While the city does own and maintain the cemetery property, the gravesites are sold to members of the community and transfers ownership of the piece of property by deed. The gravestones are privately purchased, privately installed, and require no maintenance by the city, according to Doehling.
According to Glenwood Parks and Recreation Director Tom Barnes, the city is not responsible for the maintenance of the plot or headstone.
“When someone purchases the plot, they are buying the piece of ground,” Barnes said. “So even the maintenance on the property is up to the owners.”
Doehling filed a motion to dismiss the suit in June, citing “a lack of subject matter jurisdiction.”
“In order to sue a public entity you need to establish government immunity has been waived,” Doehling said. “If it has not [been waived] under the Colorado Governmental Immunity Act, then the court does not have jurisdiction to hear the case.”

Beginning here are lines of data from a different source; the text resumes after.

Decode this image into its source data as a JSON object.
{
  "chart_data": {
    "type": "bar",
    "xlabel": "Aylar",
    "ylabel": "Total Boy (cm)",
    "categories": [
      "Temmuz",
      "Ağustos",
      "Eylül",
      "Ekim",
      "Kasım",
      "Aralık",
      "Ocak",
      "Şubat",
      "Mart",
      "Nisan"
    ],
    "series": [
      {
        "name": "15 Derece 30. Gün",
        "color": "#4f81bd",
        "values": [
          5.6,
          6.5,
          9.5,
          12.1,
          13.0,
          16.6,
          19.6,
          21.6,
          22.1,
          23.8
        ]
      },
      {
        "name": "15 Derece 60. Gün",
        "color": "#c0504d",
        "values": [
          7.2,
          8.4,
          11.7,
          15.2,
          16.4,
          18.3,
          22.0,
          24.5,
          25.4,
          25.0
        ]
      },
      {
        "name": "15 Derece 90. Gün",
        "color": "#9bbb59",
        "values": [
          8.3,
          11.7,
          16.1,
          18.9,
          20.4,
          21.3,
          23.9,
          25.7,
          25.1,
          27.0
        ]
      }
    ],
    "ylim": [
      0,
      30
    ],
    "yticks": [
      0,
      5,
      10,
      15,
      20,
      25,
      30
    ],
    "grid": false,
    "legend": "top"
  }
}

Dally wrote in response to the motion to dismiss, “The issue for the court is to determine whether a waiver of immunity applies in this case.”
Under the act, public entities are immune from liability for all tort claims, or claims that could lie in tort regardless of the action chosen by the plaintiff. However, Dally asserts that this immunity could be waived in this action because Efrain’s injuries resulted from “dangerous conditions” and the cemetery should be considered a public park or recreation area, which would allow the waiver of immunity under the act.
According to Doehling, the gravestone and cemetery do not fall within the category as “a public facility located in any park or recreation area,” in which Dally claims the injuries occurred.
“The premises where the accident occurred was privately owned. The gravesites premises is not ‘public’ and is not a ‘facility,'” Doehling wrote in a response to the plaintiff’s claim.
Doehling recently filed an order granting the motion to dismiss the case for that exact reason.
Dally did not return a phone call seeking comment on this case Thursday.
The case has not been dismissed, and a judge has yet to rule on this case.